ANALYSE L’assignation de Veolia devant le tribunal de commerce de Paris ? Avant tout un combat de dirigeants. D’un côté, Henri Proglio, PDG d’EDF ; de l’autre, Antoine Frérot, patron de Veolia, son ancien disciple.
Deux des plus grands groupes industriels de France se retrouvent face à face dans les tribunaux : d’un côté, EDF (65,3 milliards d’euros de chiffre d’affaires et 156 000 salariés) ; de l’autre, Veolia Environnement (29,6 milliards d’euros de chiffre d’affaires et 331 000 salariés).
Ces deux mastodontes s’affrontent autour d’une filiale de services à l’énergie, Dalkia, détenue à 34 % par EDF et à 66 % par Veolia. L’électricien souhaiterait monter à 50 % au capital de cette société… mais Veolia s’y oppose. L’accord permettant cette opération (signé par Henri Proglio alors qu’il était encore PDG de Veolia), serait caduc depuis 2005. Une clause qu’EDF entend bien faire lever.
Cette assignation est surtout le dernier épisode d’une bataille qui fait s’affronter les deux PDG depuis deux ans.
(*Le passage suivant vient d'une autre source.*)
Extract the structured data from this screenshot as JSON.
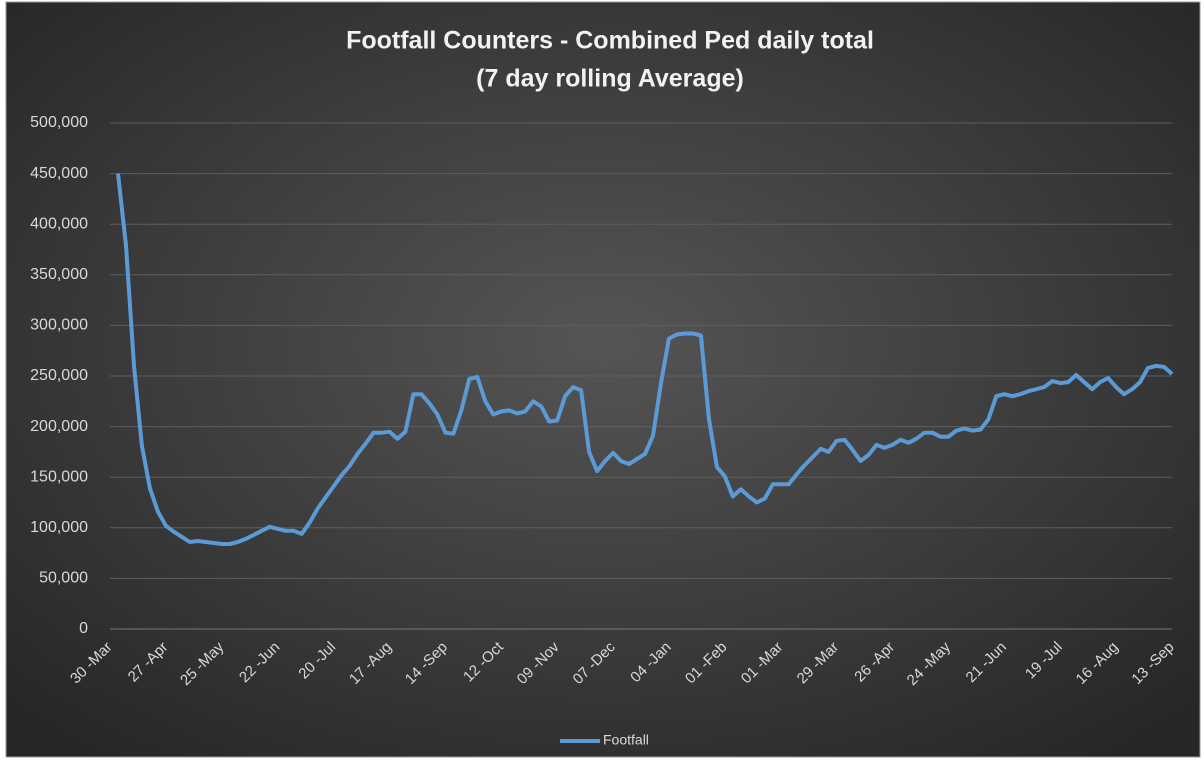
{
  "chart_data": {
    "type": "line",
    "title": "Footfall Counters - Combined Ped daily total",
    "subtitle": "(7 day rolling Average)",
    "categories": [
      "30 -Mar",
      null,
      null,
      null,
      null,
      null,
      null,
      "27 -Apr",
      null,
      null,
      null,
      null,
      null,
      null,
      "25 -May",
      null,
      null,
      null,
      null,
      null,
      null,
      "22 -Jun",
      null,
      null,
      null,
      null,
      null,
      null,
      "20 -Jul",
      null,
      null,
      null,
      null,
      null,
      null,
      "17 -Aug",
      null,
      null,
      null,
      null,
      null,
      null,
      "14 -Sep",
      null,
      null,
      null,
      null,
      null,
      null,
      "12 -Oct",
      null,
      null,
      null,
      null,
      null,
      null,
      "09 -Nov",
      null,
      null,
      null,
      null,
      null,
      null,
      "07 -Dec",
      null,
      null,
      null,
      null,
      null,
      null,
      "04 -Jan",
      null,
      null,
      null,
      null,
      null,
      null,
      "01 -Feb",
      null,
      null,
      null,
      null,
      null,
      null,
      "01 -Mar",
      null,
      null,
      null,
      null,
      null,
      null,
      "29 -Mar",
      null,
      null,
      null,
      null,
      null,
      null,
      "26 -Apr",
      null,
      null,
      null,
      null,
      null,
      null,
      "24 -May",
      null,
      null,
      null,
      null,
      null,
      null,
      "21 -Jun",
      null,
      null,
      null,
      null,
      null,
      null,
      "19 -Jul",
      null,
      null,
      null,
      null,
      null,
      null,
      "16 -Aug",
      null,
      null,
      null,
      null,
      null,
      null,
      "13 -Sep"
    ],
    "series": [
      {
        "name": "Footfall",
        "color": "#5b9bd5",
        "values": [
          null,
          450000,
          379000,
          260000,
          181000,
          139000,
          116000,
          102000,
          96000,
          91000,
          86000,
          87000,
          86000,
          85000,
          84000,
          84000,
          86000,
          89000,
          93000,
          97000,
          101000,
          99000,
          97000,
          97000,
          94000,
          105000,
          119000,
          130000,
          141000,
          152000,
          161000,
          173000,
          183000,
          194000,
          194000,
          195000,
          188000,
          195000,
          232000,
          232000,
          223000,
          212000,
          194000,
          193000,
          216000,
          247000,
          249000,
          225000,
          212000,
          215000,
          216000,
          213000,
          215000,
          225000,
          220000,
          205000,
          206000,
          230000,
          239000,
          236000,
          175000,
          156000,
          166000,
          174000,
          166000,
          163000,
          168000,
          173000,
          191000,
          243000,
          287000,
          291000,
          292000,
          292000,
          290000,
          208000,
          160000,
          151000,
          131000,
          138000,
          131000,
          125000,
          129000,
          143000,
          143000,
          143000,
          153000,
          162000,
          170000,
          178000,
          175000,
          186000,
          187000,
          177000,
          166000,
          172000,
          182000,
          179000,
          182000,
          187000,
          184000,
          188000,
          194000,
          194000,
          190000,
          190000,
          196000,
          198000,
          196000,
          197000,
          207000,
          230000,
          232000,
          230000,
          232000,
          235000,
          237000,
          239000,
          245000,
          243000,
          244000,
          251000,
          244000,
          237000,
          244000,
          248000,
          239000,
          232000,
          237000,
          244000,
          258000,
          260000,
          259000,
          252000
        ]
      }
    ],
    "ylim": [
      0,
      500000
    ],
    "yticks": [
      0,
      {
        "value": 50000,
        "label": "50,000"
      },
      {
        "value": 100000,
        "label": "100,000"
      },
      {
        "value": 150000,
        "label": "150,000"
      },
      {
        "value": 200000,
        "label": "200,000"
      },
      {
        "value": 250000,
        "label": "250,000"
      },
      {
        "value": 300000,
        "label": "300,000"
      },
      {
        "value": 350000,
        "label": "350,000"
      },
      {
        "value": 400000,
        "label": "400,000"
      },
      {
        "value": 450000,
        "label": "450,000"
      },
      {
        "value": 500000,
        "label": "500,000"
      }
    ],
    "grid": true,
    "legend": "bottom"
  }
}
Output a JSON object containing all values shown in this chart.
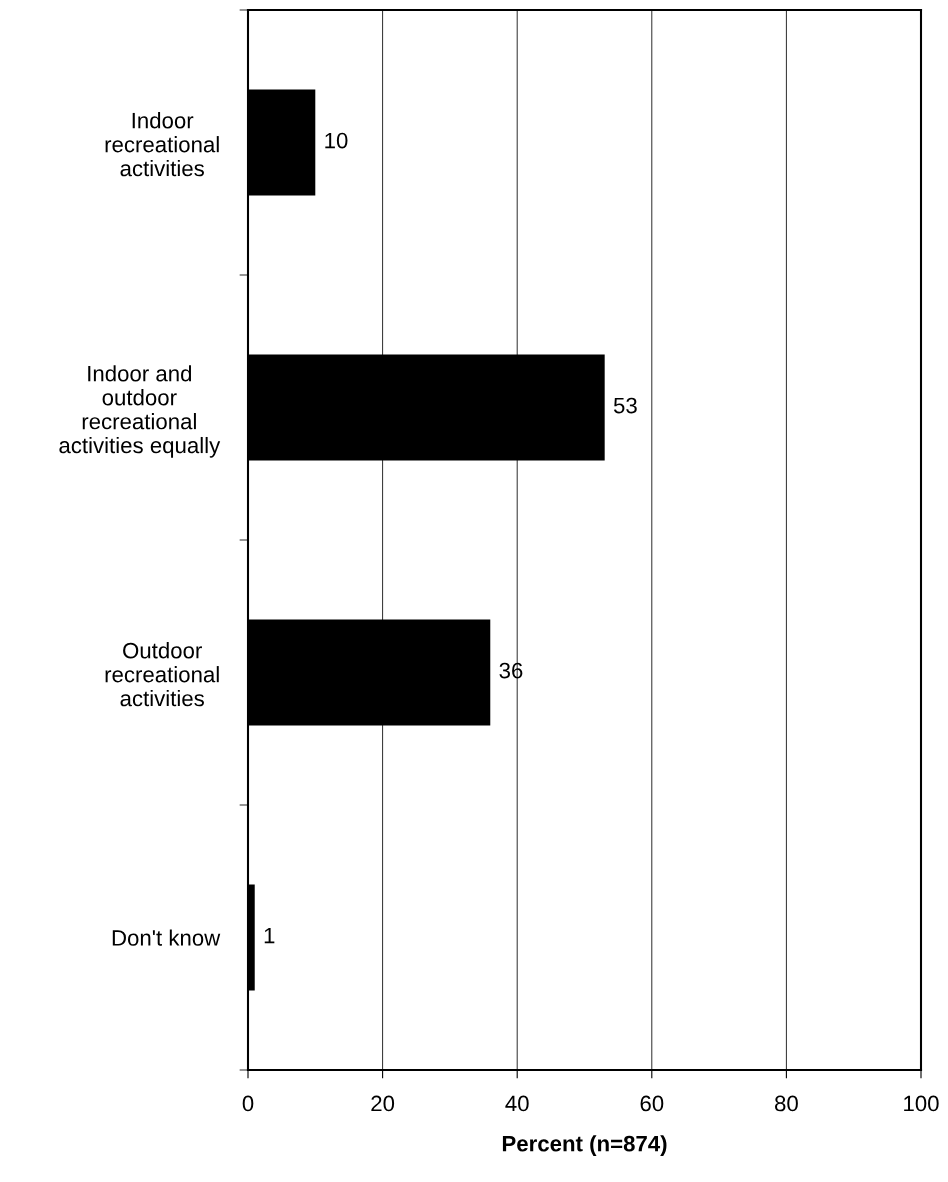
{
  "chart_data": {
    "type": "bar",
    "orientation": "horizontal",
    "categories": [
      "Indoor\nrecreational\nactivities",
      "Indoor and\noutdoor\nrecreational\nactivities equally",
      "Outdoor\nrecreational\nactivities",
      "Don't know"
    ],
    "values": [
      10,
      53,
      36,
      1
    ],
    "color": "#000000",
    "xlabel": "Percent (n=874)",
    "xlim": [
      0,
      100
    ],
    "xticks": [
      0,
      20,
      40,
      60,
      80,
      100
    ],
    "grid": "x",
    "data_labels": true,
    "legend": false
  }
}
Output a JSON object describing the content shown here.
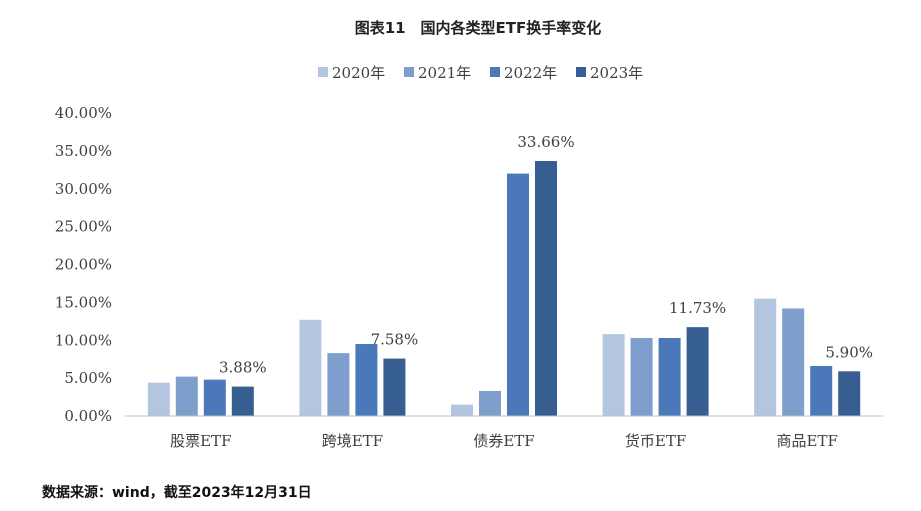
{
  "chart_data": {
    "type": "bar",
    "title": "图表11　国内各类型ETF换手率变化",
    "categories": [
      "股票ETF",
      "跨境ETF",
      "债券ETF",
      "货币ETF",
      "商品ETF"
    ],
    "series": [
      {
        "name": "2020年",
        "color": "#b4c5e0",
        "values": [
          4.4,
          12.7,
          1.5,
          10.8,
          15.5
        ]
      },
      {
        "name": "2021年",
        "color": "#7e9fcd",
        "values": [
          5.2,
          8.3,
          3.3,
          10.3,
          14.2
        ]
      },
      {
        "name": "2022年",
        "color": "#4a78b8",
        "values": [
          4.8,
          9.5,
          32.0,
          10.3,
          6.6
        ]
      },
      {
        "name": "2023年",
        "color": "#375e91",
        "values": [
          3.88,
          7.58,
          33.66,
          11.73,
          5.9
        ]
      }
    ],
    "data_labels": [
      {
        "series": 3,
        "category": 0,
        "text": "3.88%"
      },
      {
        "series": 3,
        "category": 1,
        "text": "7.58%"
      },
      {
        "series": 3,
        "category": 2,
        "text": "33.66%"
      },
      {
        "series": 3,
        "category": 3,
        "text": "11.73%"
      },
      {
        "series": 3,
        "category": 4,
        "text": "5.90%"
      }
    ],
    "yticks": [
      "0.00%",
      "5.00%",
      "10.00%",
      "15.00%",
      "20.00%",
      "25.00%",
      "30.00%",
      "35.00%",
      "40.00%"
    ],
    "ylim": [
      0,
      40
    ],
    "legend_position": "top",
    "grid": false
  },
  "source": "数据来源：wind，截至2023年12月31日"
}
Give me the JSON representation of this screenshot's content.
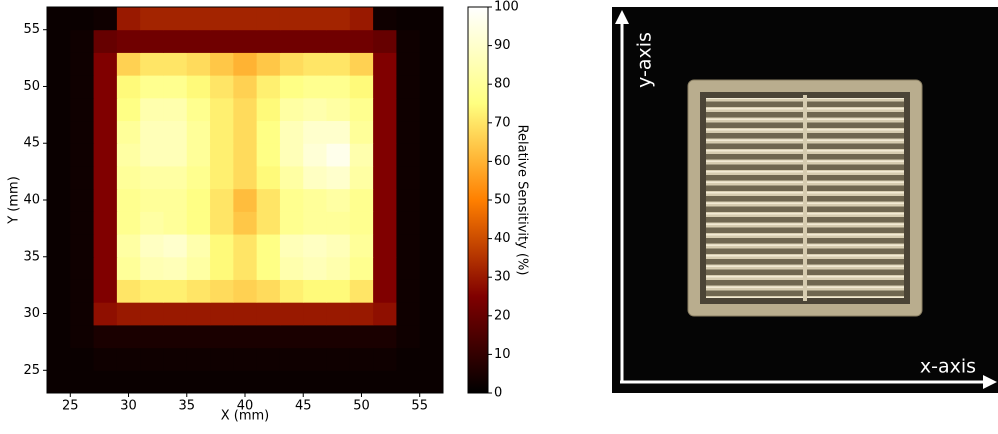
{
  "chart_data": {
    "type": "heatmap",
    "colormap": "afmhot",
    "x": [
      24,
      26,
      28,
      30,
      32,
      34,
      36,
      38,
      40,
      42,
      44,
      46,
      48,
      50,
      52,
      54,
      56
    ],
    "y": [
      24,
      26,
      28,
      30,
      32,
      34,
      36,
      38,
      40,
      42,
      44,
      46,
      48,
      50,
      52,
      54,
      56
    ],
    "values": [
      [
        2,
        2,
        2,
        2,
        2,
        2,
        2,
        2,
        2,
        2,
        2,
        2,
        2,
        2,
        2,
        2,
        2
      ],
      [
        2,
        2,
        3,
        3,
        3,
        3,
        3,
        3,
        3,
        3,
        3,
        3,
        3,
        3,
        3,
        2,
        2
      ],
      [
        2,
        3,
        5,
        5,
        5,
        5,
        5,
        5,
        5,
        5,
        5,
        5,
        5,
        5,
        5,
        3,
        2
      ],
      [
        2,
        3,
        28,
        30,
        30,
        30,
        30,
        30,
        30,
        30,
        30,
        30,
        30,
        30,
        28,
        3,
        2
      ],
      [
        2,
        3,
        25,
        70,
        72,
        72,
        70,
        68,
        66,
        68,
        72,
        74,
        74,
        70,
        25,
        3,
        2
      ],
      [
        2,
        3,
        25,
        80,
        85,
        86,
        82,
        74,
        70,
        76,
        84,
        86,
        84,
        78,
        25,
        3,
        2
      ],
      [
        2,
        3,
        25,
        82,
        88,
        90,
        84,
        74,
        70,
        76,
        86,
        88,
        86,
        80,
        25,
        3,
        2
      ],
      [
        2,
        3,
        25,
        78,
        82,
        80,
        76,
        70,
        64,
        70,
        78,
        80,
        80,
        78,
        25,
        3,
        2
      ],
      [
        2,
        3,
        25,
        78,
        80,
        80,
        76,
        70,
        62,
        70,
        78,
        80,
        82,
        78,
        25,
        3,
        2
      ],
      [
        2,
        3,
        25,
        80,
        82,
        82,
        78,
        72,
        68,
        74,
        82,
        88,
        90,
        82,
        25,
        3,
        2
      ],
      [
        2,
        3,
        25,
        82,
        86,
        86,
        80,
        72,
        68,
        76,
        86,
        92,
        96,
        84,
        25,
        3,
        2
      ],
      [
        2,
        3,
        25,
        80,
        86,
        86,
        80,
        72,
        68,
        76,
        86,
        90,
        90,
        80,
        25,
        3,
        2
      ],
      [
        2,
        3,
        25,
        76,
        84,
        84,
        78,
        72,
        68,
        74,
        82,
        84,
        82,
        78,
        25,
        3,
        2
      ],
      [
        2,
        3,
        25,
        74,
        78,
        78,
        74,
        70,
        66,
        72,
        76,
        78,
        78,
        74,
        25,
        3,
        2
      ],
      [
        2,
        3,
        25,
        66,
        70,
        70,
        68,
        64,
        60,
        64,
        68,
        70,
        70,
        66,
        25,
        3,
        2
      ],
      [
        2,
        3,
        20,
        22,
        22,
        22,
        22,
        22,
        22,
        22,
        22,
        22,
        22,
        22,
        20,
        3,
        2
      ],
      [
        2,
        2,
        3,
        30,
        32,
        32,
        32,
        32,
        32,
        32,
        32,
        32,
        32,
        30,
        3,
        2,
        2
      ]
    ],
    "xlim": [
      23,
      57
    ],
    "ylim": [
      23,
      57
    ],
    "xticks": [
      25,
      30,
      35,
      40,
      45,
      50,
      55
    ],
    "yticks": [
      25,
      30,
      35,
      40,
      45,
      50,
      55
    ],
    "x_label": "X (mm)",
    "y_label": "Y (mm)",
    "clim": [
      0,
      100
    ],
    "colorbar_ticks": [
      0,
      10,
      20,
      30,
      40,
      50,
      60,
      70,
      80,
      90,
      100
    ],
    "colorbar_label": "Relative Sensitivity (%)"
  },
  "photo": {
    "x_axis_label": "x-axis",
    "y_axis_label": "y-axis"
  }
}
Lorsque, fin 2009, Henri Proglio quitte Veolia pour prendre la tête de l’électricien national, il place à la direction générale de Veolia un homme de confiance : Antoine Frérot. Fin 2010, Henri Proglio est forcé de quitter la présidence du géant de l’eau et des déchets, à la faveur de son dauphin. L’ancien patron demeure toutefois au conseil d’administration.
Une perte du soutien de la classe dirigeante
Antoine Frérot coupe en partie avec la politique de son prédécesseur en engageant la société dans une politique de cessions et de désendettement. Désendettement qui s’accompagne d’un plongeon de l’action en Bourse. Henri Proglio n’hésite pas à faire savoir qu’il désapprouve ces choix. Les relations entre les deux hommes se distendent peu à peu. Henri Proglio aurait alors organisé le remplacement d’Antoine Frérot par l’ancien ministre de l’Environnement Jean-Louis Borloo. Mais les actionnaires de Veolia s’inquiètent à l’idée de voir débarquer à la tête du groupe un politique sans expérience de l’industrie. Ce plan tombe à l’eau en février 2012.
Depuis l’arrivée de François Hollande au pouvoir, Henri Proglio a perdu une partie de son soutien dans la classe dirigeante. Invité par le gouvernement avec insistance à quitter son poste d’administrateur de Veolia dès le début de l’été, il envoie finalement sa lettre de démission le 11 octobre dernier, rompant le dernier lien officiel avec la maison qu’il a construite pendant tant d’années.
On aurait pu croire que cette démission marquerait la fin du conflit entre ces deux géants de l’économie française. Mais l’assignation de Veolia par EDF va relancer le combat pour de nombreux mois. On est loin du rêve initial d’Henri Proglio qui, en 2010, imaginait un rapprochement d’EDF et Veolia pour en faire un concurrent de GDF Suez.